Semi-solid extrusion 3D printing of pediatric acetazolamide formulation: Impact of the spatial arrangement of extruded material on quality attributes.

Three-dimensional printing has emerged as a transformative technology in pharmaceutical manufacturing, enabling the production of individualized dosage forms. Considering all 3DP techniques, semi-solid extrusion (SSE) stands out in comparison to others. However, the influence of spatial material arrangement on the critical quality attributes (CQAs) of printed dosage forms remains poorly understood. This study aims to quantify the impact of the spatial arrangement of extruded material, infill density and area-to-volume ratio on the CQAs of SSE 3D-printed formulations. Acetazolamide (AZM) printlets were manufactured using a M3DIMAKER 3D printing platform, varying important structural parameters to assess their effect on product performance.

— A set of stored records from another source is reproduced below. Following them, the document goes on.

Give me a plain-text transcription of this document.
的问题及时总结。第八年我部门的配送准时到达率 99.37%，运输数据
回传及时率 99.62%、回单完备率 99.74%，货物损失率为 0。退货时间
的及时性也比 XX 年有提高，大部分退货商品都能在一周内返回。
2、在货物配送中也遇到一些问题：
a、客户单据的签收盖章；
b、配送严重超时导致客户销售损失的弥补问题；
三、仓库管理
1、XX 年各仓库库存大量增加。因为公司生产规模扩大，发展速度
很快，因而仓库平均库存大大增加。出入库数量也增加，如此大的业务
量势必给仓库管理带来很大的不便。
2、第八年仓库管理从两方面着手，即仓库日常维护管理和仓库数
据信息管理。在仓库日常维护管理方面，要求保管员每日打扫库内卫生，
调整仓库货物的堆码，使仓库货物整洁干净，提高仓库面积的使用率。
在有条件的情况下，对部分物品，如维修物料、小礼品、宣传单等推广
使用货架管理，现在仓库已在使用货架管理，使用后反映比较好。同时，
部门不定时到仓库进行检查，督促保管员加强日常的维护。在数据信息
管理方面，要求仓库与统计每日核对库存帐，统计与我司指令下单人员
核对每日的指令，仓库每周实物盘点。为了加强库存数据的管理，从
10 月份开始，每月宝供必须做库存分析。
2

A generalized linear model with a Quasi-poisson link function was applied to quantify the contribution of each factor to the final dosage form characteristics. Statistical analysis revealed that infill density had the most significant impact on CQAs, with higher densities improving mechanical strength but prolonging disintegration time. The solid bottom shell increased variability, leading to inconsistencies in weight distribution and dissolution profiles, whereas the shell wall had a minor effect on disintegration and release but contributed to structural integrity. Drug release was significantly influenced by infill density, while the surface area-to-volume ratio showed no strong correlation with dissolution behaviour. This study provides a quantitative assessment of how spatial material distribution in SSE 3D printing affects the CQAs of printed dosage forms. The findings highlight the need to optimize structural parameters to balance mechanical stability and dissolution characteristics, ensuring pharmaceutical compliance.